The premise of Jasmin Vardimon’s Park feels even more current now than when the piece was created, 10 years ago. The setting is a decaying urban park – home to assorted drifters, down-and-outs and a crumbling mermaid statue; but is also, as smart-suited, well-heeled Luke Burrough explains at the opening, an enticing prospect for property developers, lured by lucre’s siren call.
Part human, part animal, protecting angel and wily seductress, the mermaid seems to embody the spirit of the park. Several times, the cast transform into creatures.
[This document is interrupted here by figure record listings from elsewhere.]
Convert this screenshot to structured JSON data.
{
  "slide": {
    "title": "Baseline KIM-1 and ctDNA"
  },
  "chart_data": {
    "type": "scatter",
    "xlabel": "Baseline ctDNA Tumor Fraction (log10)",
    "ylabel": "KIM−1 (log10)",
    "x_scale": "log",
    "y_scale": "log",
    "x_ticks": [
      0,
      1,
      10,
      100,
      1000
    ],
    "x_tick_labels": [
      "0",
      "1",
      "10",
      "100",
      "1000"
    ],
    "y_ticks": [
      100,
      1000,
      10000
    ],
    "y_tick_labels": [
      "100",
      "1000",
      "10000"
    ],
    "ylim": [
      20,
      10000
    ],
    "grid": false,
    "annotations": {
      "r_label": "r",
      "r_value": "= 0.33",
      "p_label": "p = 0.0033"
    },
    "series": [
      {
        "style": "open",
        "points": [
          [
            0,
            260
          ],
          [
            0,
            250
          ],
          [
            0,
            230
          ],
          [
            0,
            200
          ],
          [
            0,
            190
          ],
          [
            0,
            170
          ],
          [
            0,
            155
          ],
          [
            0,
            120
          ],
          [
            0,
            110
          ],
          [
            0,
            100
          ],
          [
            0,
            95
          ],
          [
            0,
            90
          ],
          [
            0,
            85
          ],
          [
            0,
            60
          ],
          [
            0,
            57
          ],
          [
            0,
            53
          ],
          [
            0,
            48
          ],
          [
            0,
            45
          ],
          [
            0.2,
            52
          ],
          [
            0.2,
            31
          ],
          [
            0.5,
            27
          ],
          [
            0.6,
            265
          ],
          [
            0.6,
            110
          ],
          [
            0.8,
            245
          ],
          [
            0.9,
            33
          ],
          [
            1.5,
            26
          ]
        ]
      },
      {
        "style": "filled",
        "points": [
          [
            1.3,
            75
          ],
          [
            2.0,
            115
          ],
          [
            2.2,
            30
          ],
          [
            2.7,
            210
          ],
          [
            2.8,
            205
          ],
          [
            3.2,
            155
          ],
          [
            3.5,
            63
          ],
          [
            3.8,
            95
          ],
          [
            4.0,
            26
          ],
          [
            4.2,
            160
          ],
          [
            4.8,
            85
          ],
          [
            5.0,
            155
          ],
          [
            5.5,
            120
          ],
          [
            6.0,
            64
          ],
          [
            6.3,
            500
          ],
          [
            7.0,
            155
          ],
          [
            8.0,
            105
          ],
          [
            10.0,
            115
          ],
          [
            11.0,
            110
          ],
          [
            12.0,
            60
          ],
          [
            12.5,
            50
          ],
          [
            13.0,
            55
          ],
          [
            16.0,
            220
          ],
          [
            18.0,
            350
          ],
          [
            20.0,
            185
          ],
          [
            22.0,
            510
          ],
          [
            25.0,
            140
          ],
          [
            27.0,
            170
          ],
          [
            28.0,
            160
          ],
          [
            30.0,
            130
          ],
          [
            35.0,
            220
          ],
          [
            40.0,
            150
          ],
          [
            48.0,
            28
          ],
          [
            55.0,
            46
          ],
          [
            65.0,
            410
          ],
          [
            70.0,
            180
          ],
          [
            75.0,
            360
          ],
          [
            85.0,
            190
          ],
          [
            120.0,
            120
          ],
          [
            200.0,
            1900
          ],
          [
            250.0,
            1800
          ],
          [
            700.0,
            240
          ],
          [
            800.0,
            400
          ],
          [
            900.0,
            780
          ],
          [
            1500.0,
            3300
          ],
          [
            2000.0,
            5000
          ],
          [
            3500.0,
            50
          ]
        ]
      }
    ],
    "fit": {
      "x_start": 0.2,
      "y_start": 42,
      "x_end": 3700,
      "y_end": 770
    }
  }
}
Fleeing a fight, vagrant David Lloyd scampers up a lamp-post, shrieking like a chimp; pugnacious yob Uroš Petronijevic turns puppyish when tamed by the cuckoo calls of passing shopper Silke Muys, who later flops fish-like on the floor, a sleeping bag for a tail.
The style is ferociously physical: the dancers throw themselves and each other about; they dive, hurtle and crash. At its best, Vardimon’s choreography seems to wrench a bruising truth from its performers. When Petronijevic waves an English flag, the cast stagger and reel, battered by his storm-force nationalism. An almost corny skating duet for Muys (wearing carrier bags on her feet) and Estéban Fourmi brims with a kind of desperate poetry. Swinging their arms obsessively to the words of a Beatles’ song – “nothing’s going to change my world” – the dancers seem to be flailing against fate.
Yet like its odds-and-sods characters, the piece itself is a ragbag. The collage format suits the surreal mix of roles, moods and music, but too many scenes feel off-target, whether overstretched or too abrupt, slightly lightweight or heavy-handed. So when the ending – which packs a real punch – finally arrives, we don’t feel we’ve quite arrived with it.